Introduction
HunyuanVideo is an open-source video generation framework from Tencent that converts text descriptions into coherent, high-quality video clips. It uses a unified image-video diffusion transformer architecture trained on large-scale datasets to achieve strong temporal consistency and visual fidelity.
What HunyuanVideo Does
- Generates video clips from natural language text prompts
- Produces temporally consistent motion across frames
- Supports configurable video resolution and duration
- Handles both realistic and stylized visual content
- Provides image-to-video generation capabilities
Architecture Overview
HunyuanVideo employs a Dual-Stream to Single-Stream diffusion transformer (Hunyuan DiT) that processes spatial and temporal dimensions jointly. The model uses a 3D VAE for video encoding and decoding, a CLIP-based text encoder for prompt understanding, and a flow matching training objective for stable, high-quality generation.
Self-Hosting & Configuration
- Clone the repository and install Python dependencies
- Download pretrained model weights from the Hugging Face model hub
- Requires a GPU with at least 60 GB VRAM for full-resolution generation (lower with quantization)
- Configure resolution, frame count, and inference steps via command-line arguments
- Supports FP16 and BF16 precision modes for memory optimization
Key Features
- Unified image-and-video generation in a single model architecture
- Strong temporal coherence across long video sequences
- Open model weights for research and commercial use
- Configurable output resolution up to 1280x720
- Active development with v1.5 adding lightweight and faster variants
Comparison with Similar Tools
- Open-Sora — community-driven Sora replication; HunyuanVideo offers a production-trained model with higher visual quality
- Stable Video Diffusion — image-to-video only; HunyuanVideo supports text-to-video generation directly
- CogVideo — earlier text-to-video model; HunyuanVideo improves on motion consistency and resolution
- Wan2.1 — similar open-source video gen; HunyuanVideo uses a dual-stream DiT for richer temporal modeling
FAQ
Q: What GPU hardware is needed? A: Full-resolution inference requires around 60 GB VRAM (A100 or similar). Quantized modes can run on smaller GPUs with reduced quality.

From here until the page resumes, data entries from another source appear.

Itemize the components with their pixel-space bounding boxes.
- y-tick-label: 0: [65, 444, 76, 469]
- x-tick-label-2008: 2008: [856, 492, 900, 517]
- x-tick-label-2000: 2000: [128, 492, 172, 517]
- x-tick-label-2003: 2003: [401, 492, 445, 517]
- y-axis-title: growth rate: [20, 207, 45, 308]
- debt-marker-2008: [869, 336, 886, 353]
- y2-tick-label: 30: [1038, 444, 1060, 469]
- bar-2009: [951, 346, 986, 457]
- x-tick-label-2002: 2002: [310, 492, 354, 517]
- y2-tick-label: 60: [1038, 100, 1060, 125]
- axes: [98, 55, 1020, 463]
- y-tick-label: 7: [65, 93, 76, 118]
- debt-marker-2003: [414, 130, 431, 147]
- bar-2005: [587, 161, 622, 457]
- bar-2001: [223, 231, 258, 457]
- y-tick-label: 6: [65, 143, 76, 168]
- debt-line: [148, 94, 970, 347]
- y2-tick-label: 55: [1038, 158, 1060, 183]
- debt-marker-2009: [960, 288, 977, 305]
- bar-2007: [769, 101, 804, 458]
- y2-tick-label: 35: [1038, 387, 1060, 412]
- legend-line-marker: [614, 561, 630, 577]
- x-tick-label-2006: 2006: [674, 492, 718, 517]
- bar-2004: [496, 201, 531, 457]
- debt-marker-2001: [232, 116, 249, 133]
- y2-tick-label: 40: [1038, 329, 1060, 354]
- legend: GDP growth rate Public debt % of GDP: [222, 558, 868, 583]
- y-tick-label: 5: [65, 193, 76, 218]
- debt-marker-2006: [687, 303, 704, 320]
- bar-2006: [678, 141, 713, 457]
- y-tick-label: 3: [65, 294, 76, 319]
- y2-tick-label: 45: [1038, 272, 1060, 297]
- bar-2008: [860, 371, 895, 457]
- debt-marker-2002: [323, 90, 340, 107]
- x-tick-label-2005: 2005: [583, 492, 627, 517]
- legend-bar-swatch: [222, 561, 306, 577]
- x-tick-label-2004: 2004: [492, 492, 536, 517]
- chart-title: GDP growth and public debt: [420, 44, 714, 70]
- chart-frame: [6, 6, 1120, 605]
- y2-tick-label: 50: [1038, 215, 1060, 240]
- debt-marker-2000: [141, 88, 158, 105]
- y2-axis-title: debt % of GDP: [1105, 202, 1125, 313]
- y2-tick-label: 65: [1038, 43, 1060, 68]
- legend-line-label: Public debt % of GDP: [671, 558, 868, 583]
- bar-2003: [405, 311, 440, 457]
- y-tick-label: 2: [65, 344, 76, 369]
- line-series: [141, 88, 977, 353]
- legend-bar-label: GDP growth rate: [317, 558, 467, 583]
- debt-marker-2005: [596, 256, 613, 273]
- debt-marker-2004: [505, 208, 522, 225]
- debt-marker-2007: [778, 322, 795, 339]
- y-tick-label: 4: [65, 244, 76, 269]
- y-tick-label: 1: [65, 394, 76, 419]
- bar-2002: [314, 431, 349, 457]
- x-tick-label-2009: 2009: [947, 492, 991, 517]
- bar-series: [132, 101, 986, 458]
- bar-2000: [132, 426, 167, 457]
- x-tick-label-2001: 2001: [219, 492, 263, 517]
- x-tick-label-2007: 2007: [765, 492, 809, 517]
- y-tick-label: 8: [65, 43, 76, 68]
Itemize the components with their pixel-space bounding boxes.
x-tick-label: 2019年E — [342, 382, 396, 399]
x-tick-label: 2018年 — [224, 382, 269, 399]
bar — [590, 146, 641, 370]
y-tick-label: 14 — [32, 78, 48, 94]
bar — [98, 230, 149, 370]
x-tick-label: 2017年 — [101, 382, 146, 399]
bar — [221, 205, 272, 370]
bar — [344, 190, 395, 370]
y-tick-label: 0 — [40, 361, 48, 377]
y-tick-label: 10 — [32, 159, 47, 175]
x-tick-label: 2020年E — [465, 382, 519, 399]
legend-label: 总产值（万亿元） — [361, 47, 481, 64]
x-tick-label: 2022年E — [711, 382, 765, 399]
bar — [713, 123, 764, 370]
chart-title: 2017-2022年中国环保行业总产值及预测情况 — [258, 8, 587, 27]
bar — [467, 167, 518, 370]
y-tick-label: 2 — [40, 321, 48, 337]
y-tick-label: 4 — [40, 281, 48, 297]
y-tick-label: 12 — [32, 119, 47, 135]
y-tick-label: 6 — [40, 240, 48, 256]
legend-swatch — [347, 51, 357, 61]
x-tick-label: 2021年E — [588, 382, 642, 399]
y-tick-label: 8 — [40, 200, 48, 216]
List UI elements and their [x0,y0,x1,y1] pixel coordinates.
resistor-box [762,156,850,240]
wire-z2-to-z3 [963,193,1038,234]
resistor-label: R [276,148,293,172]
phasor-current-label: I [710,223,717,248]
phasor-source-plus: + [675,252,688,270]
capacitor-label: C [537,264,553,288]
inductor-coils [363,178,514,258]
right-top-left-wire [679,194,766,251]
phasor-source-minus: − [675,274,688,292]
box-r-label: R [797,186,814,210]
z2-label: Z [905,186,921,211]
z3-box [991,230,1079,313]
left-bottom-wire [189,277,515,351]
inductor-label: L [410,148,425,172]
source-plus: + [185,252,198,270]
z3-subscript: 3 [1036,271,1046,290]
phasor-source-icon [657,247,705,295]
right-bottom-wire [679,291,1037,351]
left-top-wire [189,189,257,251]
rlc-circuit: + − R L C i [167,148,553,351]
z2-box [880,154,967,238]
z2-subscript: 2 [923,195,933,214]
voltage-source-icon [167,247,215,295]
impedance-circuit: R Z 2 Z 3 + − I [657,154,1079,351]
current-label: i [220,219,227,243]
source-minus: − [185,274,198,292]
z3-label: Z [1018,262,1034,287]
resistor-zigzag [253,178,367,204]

Q: Can it generate videos longer than a few seconds? A: The default configuration produces clips of a few seconds. Longer videos can be created by adjusting the frame count parameter.
Q: Is the model free for commercial use? A: Yes, the model weights are released under the Tencent Hunyuan Community License which permits commercial applications.
Q: Does it support image-to-video generation? A: Yes, you can provide a reference image along with a text prompt to generate a video that starts from that image.